Knowing that we are to die anyway, and suffering through every manner of pain and humiliation, would we not feel the temptation—even the necessity—of ending it all simply because we know it is a legal option? Again, we can see how PAS, purporting to increase autonomy, may by its mere existence actually decrease the patient’s ability to make autonomous decisions.

As human beings, we shy away from suffering. It is in our nature to do so. But unless we wish to hasten the descent of our culture into sanctioning suicide, which does nothing but detract from human dignity and meaningful autonomy, we must work to change the way our culture views suffering. This is a tall order in a society where limitless autonomy and unbridled pleasure are seen by many as the greatest pursuits. But there is a better way forward; a way that truly upholds the dignity of every human being suffering a painful, terminal illness.

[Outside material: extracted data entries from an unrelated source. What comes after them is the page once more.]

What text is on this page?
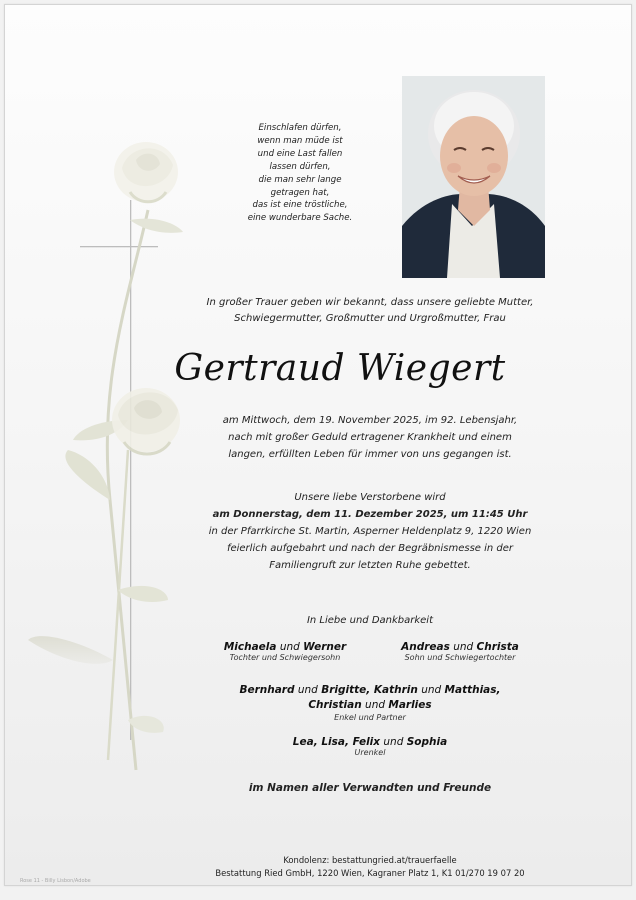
Einschlafen dürfen,
wenn man müde ist
und eine Last fallen
lassen dürfen,
die man sehr lange
getragen hat,
das ist eine tröstliche,
eine wunderbare Sache.
In großer Trauer geben wir bekannt, dass unsere geliebte Mutter,
Schwiegermutter, Großmutter und Urgroßmutter, Frau
Gertraud Wiegert
am Mittwoch, dem 19. November 2025, im 92. Lebensjahr,
nach mit großer Geduld ertragener Krankheit und einem
langen, erfüllten Leben für immer von uns gegangen ist.
Unsere liebe Verstorbene wird
am Donnerstag, dem 11. Dezember 2025, um 11:45 Uhr
in der Pfarrkirche St. Martin, Asperner Heldenplatz 9, 1220 Wien
feierlich aufgebahrt und nach der Begräbnismesse in der
Familiengruft zur letzten Ruhe gebettet.
In Liebe und Dankbarkeit
Michaela und Werner
Tochter und Schwiegersohn
Andreas und Christa
Sohn und Schwiegertochter
Bernhard und Brigitte, Kathrin und Matthias,
Christian und Marlies
Enkel und Partner
Lea, Lisa, Felix und Sophia
Urenkel
im Namen aller Verwandten und Freunde
Kondolenz: bestattungried.at/trauerfaelle
Bestattung Ried GmbH, 1220 Wien, Kagraner Platz 1, K1 01/270 19 07 20
Rose 11 - Billy Lisbon/Adobe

Suffering Is a Challenge to Love

The first step must be to debunk the idea that suffering is inherently evil. This urges us to end suffering by any means necessary, even to the point of choosing and causing death. Instead, we must advocate for viewing suffering as a challenge, for when someone around us suffers, it is a challenge to everyone around to show this person compassion and love.

The young, suffering cancer patient challenges her doctor to treat her with the utmost compassion and respect for her inherent dignity, to manage her pain effectively, and to be there in her greatest hour of need. The mother suffering her final illness challenges her children to care for the one who has cared for them so many times. The husband suffering through a painful, terminal illness is likewise the ultimate challenge to his wife of “in sickness and in health, until death do us part.”

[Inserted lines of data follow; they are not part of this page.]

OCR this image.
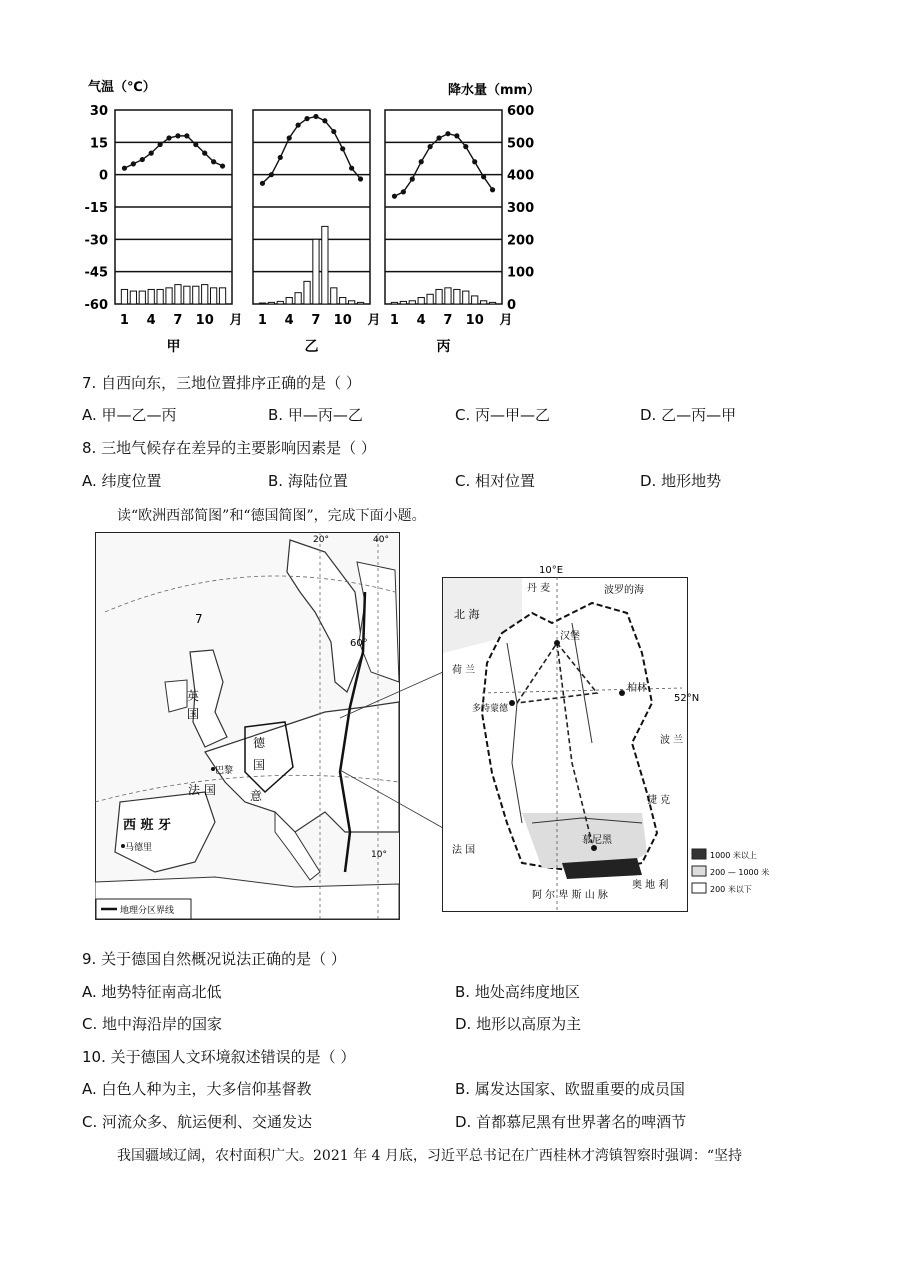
气温（℃）	降水量（mm）
30
15
0
-15
-30
-45
-60
600
500
400
300
200
100
0
1 4 7 10 月
甲
1 4 7 10 月
乙
1 4 7 10 月
丙
7. 自西向东，三地位置排序正确的是（ ）
A. 甲—乙—丙	B. 甲—丙—乙	C. 丙—甲—乙	D. 乙—丙—甲
8. 三地气候存在差异的主要影响因素是（ ）
A. 纬度位置	B. 海陆位置	C. 相对位置	D. 地形地势
读“欧洲西部简图”和“德国简图”，完成下面小题。
7
英
国
德
国
巴黎
法 国	意
西 班 牙
马德里
60°
20°	40°
10°
地理分区界线
10°E
52°N
汉堡
柏林
多特蒙德
慕尼黑
北 海
波罗的海
丹 麦
荷 兰
波 兰
法 国
捷 克
奥 地 利
阿 尔 卑 斯 山 脉
1000 米以上
200 — 1000 米
200 米以下
9. 关于德国自然概况说法正确的是（ ）
A. 地势特征南高北低	B. 地处高纬度地区
C. 地中海沿岸的国家	D. 地形以高原为主
10. 关于德国人文环境叙述错误的是（ ）
A. 白色人种为主，大多信仰基督教	B. 属发达国家、欧盟重要的成员国
C. 河流众多、航运便利、交通发达	D. 首都慕尼黑有世界著名的啤酒节
我国疆域辽阔，农村面积广大。2021 年 4 月底，习近平总书记在广西桂林才湾镇智察时强调：“坚持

Just as Christ’s suffering and death calls us to love one another through life’s challenges, the suffering of those around us challenges us to be better providers, better children, better spouses, and better fellow human beings.

Setting a Dangerous Precedent

While a reasonable person could claim that this view of suffering is for those who are able to “find meaning” in it, it remains unethical to allow those who cannot find meaning in their suffering to end their lives. In fact, it is a dangerous precedent to set.

Someone suffering from a well-managed disease (such as diabetes, early-stage kidney disease, or heart failure) may see no meaning in the suffering she endures. Those who support current legislation proposals for PAS for terminally ill patients would say that such a patient isn’t eligible for being able to end her life through PAS—but why not? If she suffers, and clearly finds no meaning in it, why refuse her legal suicide simply because her condition is not imminently terminal? After all, this would clearly be the precedent set if someone’s right to die through PAS depends upon whether they find meaning in their suffering.

Belgium and the Netherlands are two examples of this slippery slope: they no longer require an individual to be suffering a terminal illness in order to receive euthanasia. If PAS becomes a more widely legal practice in the United States, it may not take long for individuals to begin openly advocating for removing the terminality safeguard here, as well.

In the end, legalizing physician-assisted suicide will not make for a society that is more compassionate, dignified, or autonomous. In fact, the potential for PAS to coerce both patients and physicians is entirely antithetical to the autonomy that it claims to maximize.

However, perhaps the greatest evil of PAS lies in the fact that it will not only fail to challenge us to better meet the needs of those suffering around us, but also that it will actively encourage us to abdicate our duties towards those individuals. After all, the challenge to serve the suffering is arguably the greatest, and should be approached with true compassion, and not the misguided mercy of PAS’s kiss of death.

For those concerned with protecting the most vulnerable members of our society, there should be little doubt that legalizing physician-assisted suicide will hasten the descent of a culture that already fails to affirm the dignity of each human person through every stage of life.